As autumn sweeps across the land, so does the grating whine of leaf blowers—and in some cities, peace-seeking citizens are campaigning to restrict use of the devices. New Yorker writer Tad Friend infiltrates both sides of this conflict in the Oakland bedroom community of Orinda, California, emerging with a vivid and often hilarious portrait of a pitched turf battle in which many of the combatants harbor a certain strain of righteousness. Neat gardens and trees are a treasured status measure in Orinda, writes Friend:
Any challenge to a property’s routine maintenance thus becomes a threat to self-worth, net worth, and an entire way of life. A lot of people here will give up their leaf blowers only when you pry them from their cold, dead hands (or, more precisely, from their Hispanic gardeners’ cold, dead hands).
The story describes a faceoff between a leaf-blower opponent and a gardener over the gardeners’ allegedly illegal blowing on a holiday—an encounter that a neighbor, Susan Kendall, captured on video:
Kendall pulled over and got out her Flip camera to videotape the encounter, and the gardener advanced on her, with his blower roaring, saying, “Get the police, I want to hear this from them!” By the time the police arrived, however, he had thought better of his position and peeled off in his truck.

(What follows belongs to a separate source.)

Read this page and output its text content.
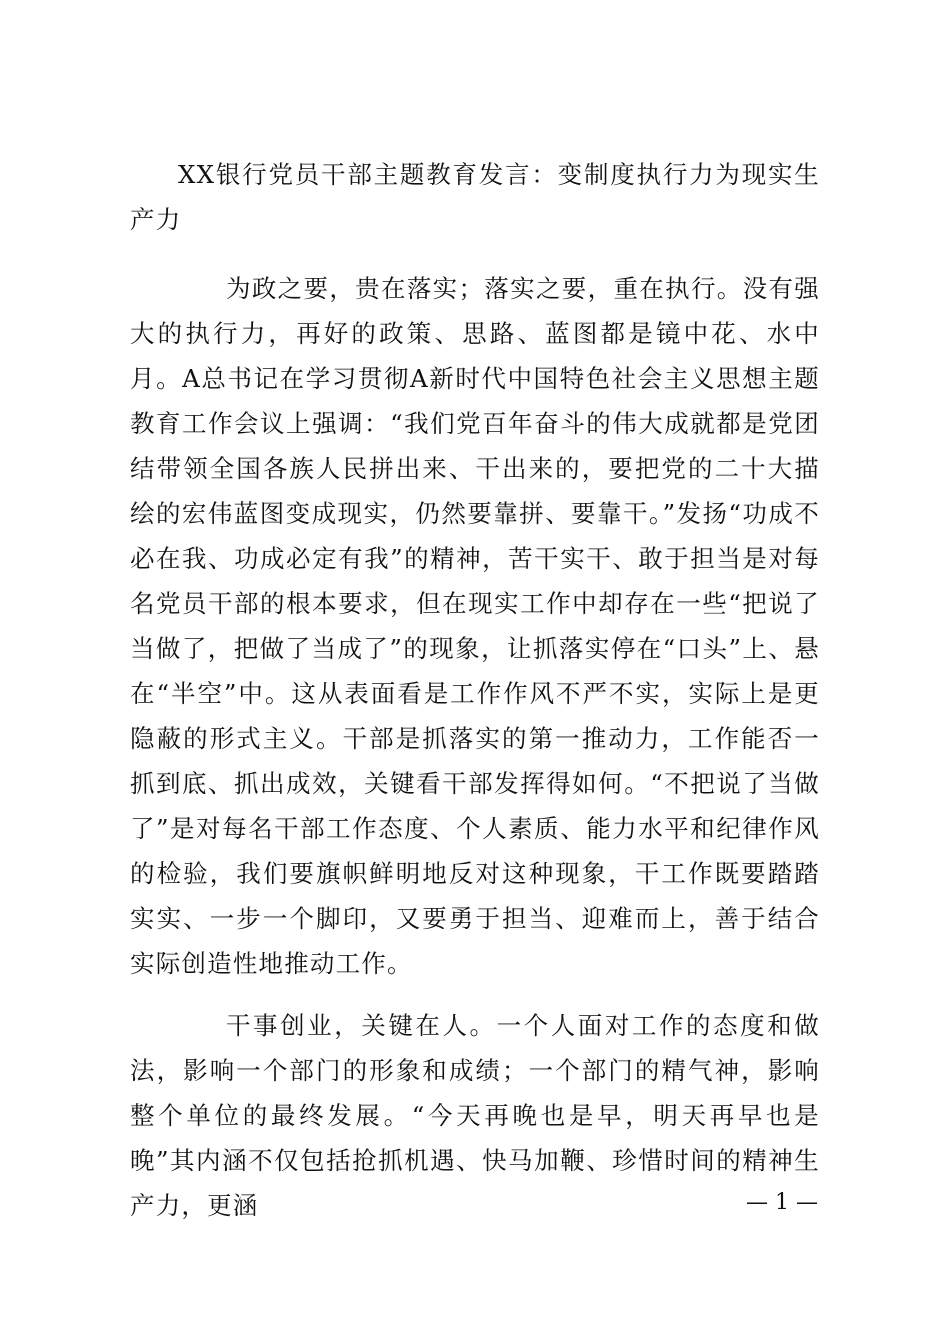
XX银行党员干部主题教育发言：变制度执行力为现实生产力
为政之要，贵在落实；落实之要，重在执行。没有强大的执行力，再好的政策、思路、蓝图都是镜中花、水中月。A总书记在学习贯彻A新时代中国特色社会主义思想主题教育工作会议上强调：“我们党百年奋斗的伟大成就都是党团结带领全国各族人民拼出来、干出来的，要把党的二十大描绘的宏伟蓝图变成现实，仍然要靠拼、要靠干。”发扬“功成不必在我、功成必定有我”的精神，苦干实干、敢于担当是对每名党员干部的根本要求，但在现实工作中却存在一些“把说了当做了，把做了当成了”的现象，让抓落实停在“口头”上、悬在“半空”中。这从表面看是工作作风不严不实，实际上是更隐蔽的形式主义。干部是抓落实的第一推动力，工作能否一抓到底、抓出成效，关键看干部发挥得如何。“不把说了当做了”是对每名干部工作态度、个人素质、能力水平和纪律作风的检验，我们要旗帜鲜明地反对这种现象，干工作既要踏踏实实、一步一个脚印，又要勇于担当、迎难而上，善于结合实际创造性地推动工作。
干事创业，关键在人。一个人面对工作的态度和做法，影响一个部门的形象和成绩；一个部门的精气神，影响整个单位的最终发展。“今天再晚也是早，明天再早也是晚”其内涵不仅包括抢抓机遇、快马加鞭、珍惜时间的精神生产力，更涵	— 1 —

The tale suggests that leaf-blower ordinances based on sound levels are impossibly hard to enforce, whereas demonstrating a public health threat—from particulate matter blasted into the air, for instance—is more enforceable but tougher to pull off. That hasn’t stopped an increasing number of cities—including, very recently, Coral Gables, Florida—from moving toward leaf-blower restrictions.
In the meantime, blower foes can humiliate their enemies by citing a city of Los Angeles study that “showed a grandmother using a rake and broom took only 20 percent longer to clean a test plot than a gardener with a blower.”